Wie kommt die Weinbergschnecke zu ihrem Namen?

Wie kommt die Weinbergschnecke zu ihrem Namen?

Liebe Fans der Kaiserschnecke, 

heute möchte ich euch kurz erzählen, wie die Weinbergschnecke zu ihrem Namen kommt.

Die Weinbergschnecke, auch als Helix pomatia bekannt, hat nicht nur einen charmanten Namen, sondern auch eine enge Verbindung zu kalkhaltigen Böden – eine Tatsache, die sie auch mit Weinreben teilt, denn auch diese lieben kalkhaltige Böden, um besonders charaktertiefe und elegante Weine hervorzubringen

Auch Weinbergschnecken bevorzugen Böden, die reich an Kalk sind. Dieser mineralhaltige Untergrund bietet optimale Bedingungen für ihr gesundes Wachstum. Warum? Nun, Kalk ist ein wesentlicher Baustein für das Schneckenhäuschen. Die Schnecke verwendet Kalk nicht nur, um ihre Behausung zu "expandieren", sondern auch, um mögliche Schäden zu reparieren. Diese faszinierenden Lebewesen sind echte Baumeister, die ihren Lebensraum aktiv gestalten.

Darüber hinaus spielt Kalk eine entscheidende Rolle bei der Fortpflanzung der Weinbergschnecke. Sowohl für die Eiablage als auch für die Entwicklung des Nachwuchses wird dieser mineralhaltige Stoff benötigt.

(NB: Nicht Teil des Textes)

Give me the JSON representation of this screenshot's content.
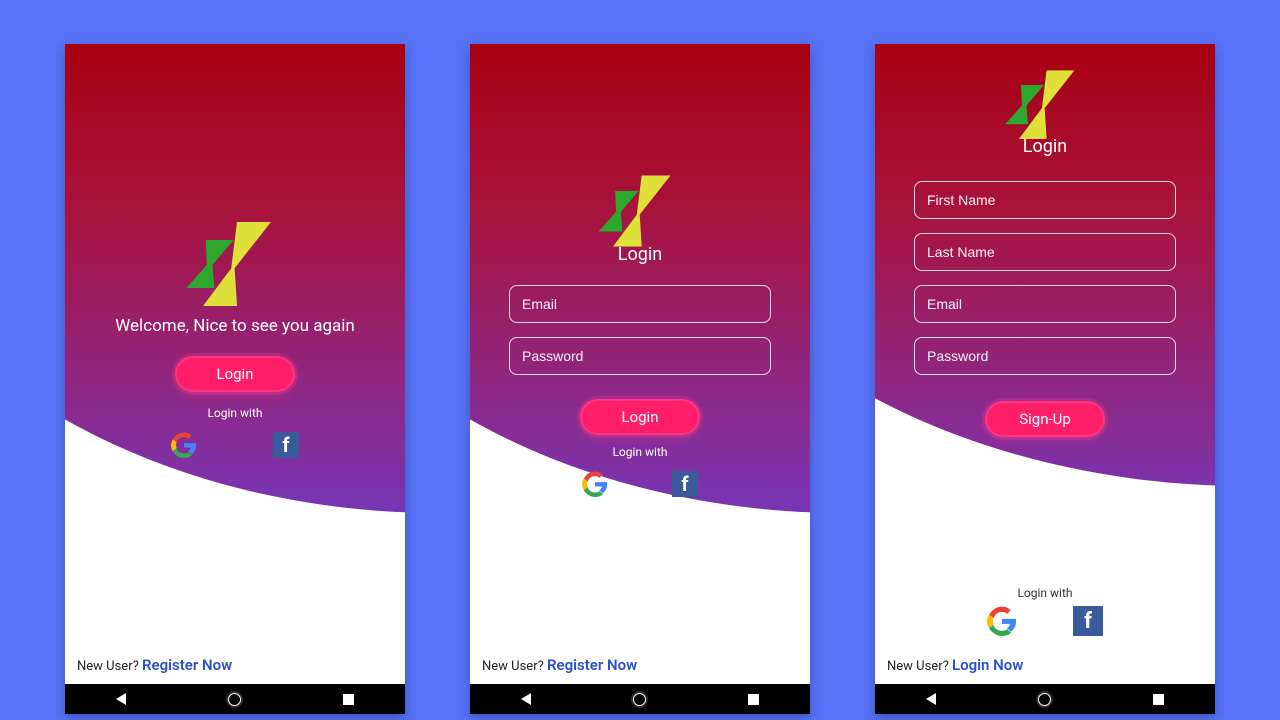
{
  "colors": {
    "accent": "#ff1e6a",
    "link": "#2a52c8"
  },
  "logo_icon": "xing-logo",
  "nav": {
    "back": "back-triangle",
    "home": "home-circle",
    "recent": "recent-square"
  },
  "screens": [
    {
      "id": "welcome",
      "welcome_text": "Welcome, Nice to see you again",
      "login_button": "Login",
      "login_with": "Login with",
      "social": {
        "google": "Google",
        "facebook": "Facebook"
      },
      "footer_prefix": "New User?",
      "footer_link": "Register Now"
    },
    {
      "id": "login",
      "heading": "Login",
      "fields": [
        "Email",
        "Password"
      ],
      "login_button": "Login",
      "login_with": "Login with",
      "social": {
        "google": "Google",
        "facebook": "Facebook"
      },
      "footer_prefix": "New User?",
      "footer_link": "Register Now"
    },
    {
      "id": "signup",
      "heading": "Login",
      "fields": [
        "First Name",
        "Last Name",
        "Email",
        "Password"
      ],
      "signup_button": "Sign-Up",
      "login_with": "Login with",
      "social": {
        "google": "Google",
        "facebook": "Facebook"
      },
      "footer_prefix": "New User?",
      "footer_link": "Login Now"
    }
  ]
}
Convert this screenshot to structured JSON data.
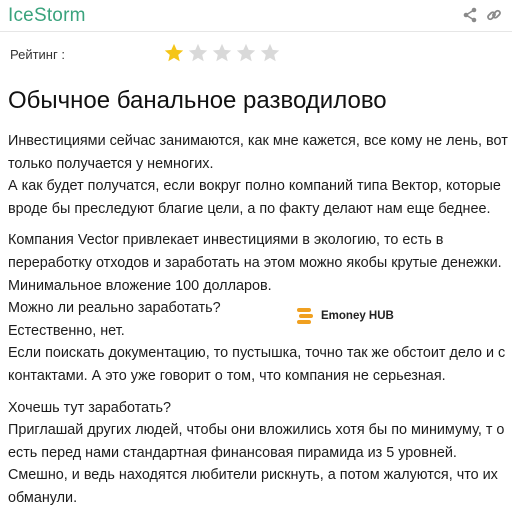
{
  "header": {
    "site_name": "IceStorm",
    "icons": [
      "share-icon",
      "link-icon"
    ]
  },
  "rating": {
    "label": "Рейтинг :",
    "value": 1,
    "max": 5,
    "filled_color": "#f5c518",
    "empty_color": "#d9d9d9"
  },
  "article": {
    "title": "Обычное банальное разводилово",
    "paragraphs": [
      [
        "Инвестициями сейчас занимаются, как мне кажется, все кому не лень, вот",
        "только получается у немногих.",
        "А как будет получатся, если вокруг полно компаний типа Вектор, которые",
        "вроде бы преследуют благие цели, а по факту делают нам еще беднее."
      ],
      [
        "Компания Vector привлекает инвестициями в экологию, то есть в",
        "переработку отходов и заработать на этом можно якобы крутые денежки.",
        "Минимальное вложение 100 долларов.",
        "Можно ли реально заработать?",
        "Естественно, нет.",
        "Если поискать документацию, то пустышка, точно так же обстоит дело и с",
        "контактами. А это уже говорит о том, что компания не серьезная."
      ],
      [
        "Хочешь тут заработать?",
        "Приглашай других людей, чтобы они вложились хотя бы по минимуму, т о",
        "есть перед нами стандартная финансовая пирамида из 5 уровней.",
        "Смешно, и ведь находятся любители рискнуть, а потом жалуются, что их",
        "обманули."
      ]
    ]
  },
  "watermark": {
    "text": "Emoney HUB",
    "logo_color": "#f0a020"
  }
}
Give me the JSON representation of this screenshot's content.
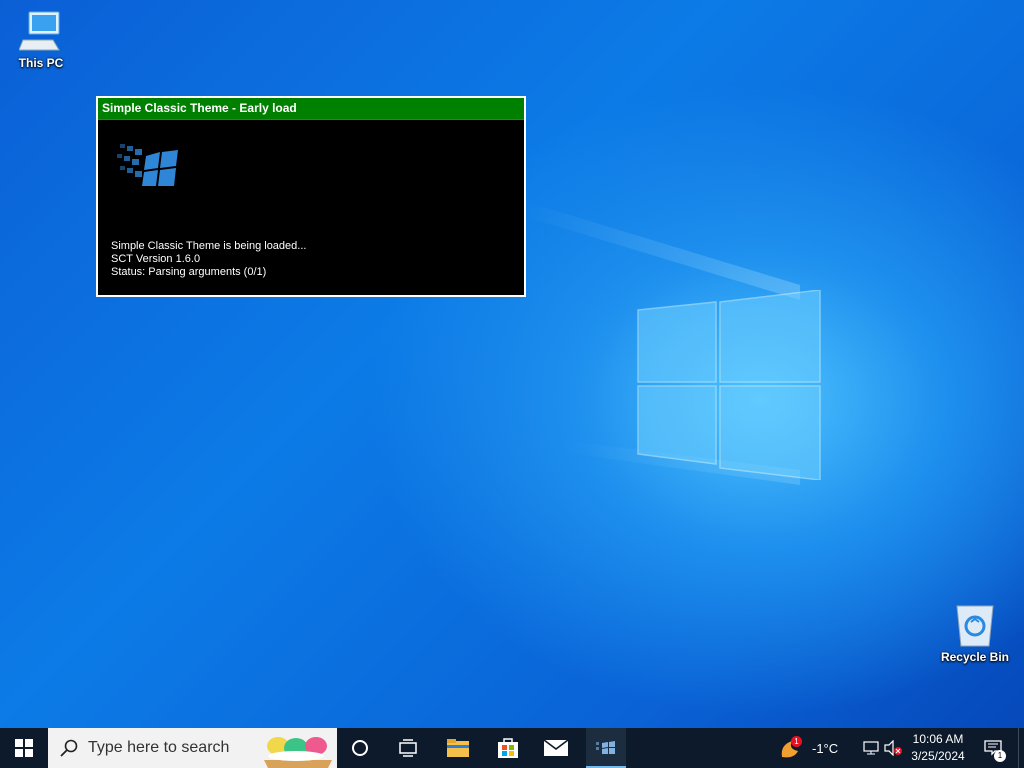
{
  "desktop": {
    "icons": [
      {
        "label": "This PC",
        "icon": "computer-icon"
      },
      {
        "label": "Recycle Bin",
        "icon": "recycle-bin-icon"
      }
    ]
  },
  "sct_window": {
    "title": "Simple Classic Theme - Early load",
    "lines": [
      "Simple Classic Theme is being loaded...",
      "SCT Version 1.6.0",
      "Status: Parsing arguments (0/1)"
    ],
    "title_color": "#008000"
  },
  "taskbar": {
    "search_placeholder": "Type here to search",
    "weather": {
      "temp": "-1°C",
      "badge": "1"
    },
    "clock": {
      "time": "10:06 AM",
      "date": "3/25/2024"
    },
    "notification_badge": "1",
    "apps": [
      "start-icon",
      "search-icon",
      "cortana-icon",
      "task-view-icon",
      "file-explorer-icon",
      "store-icon",
      "mail-icon",
      "sct-app-icon"
    ]
  }
}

Obwohl wir hier in Tirol noch wenig Weinbau betreiben, bietet die hohe Lage mit ihren vier Jahreszeiten in Verbindung mit den kalkreichen Böden des Wilden Kaisers ideale Bedingungen für die Weinbergschnecken. Dieses Gebiet gehört zu den nördlichen Kalkalpen und ist reich an diesem kostbaren Mineral.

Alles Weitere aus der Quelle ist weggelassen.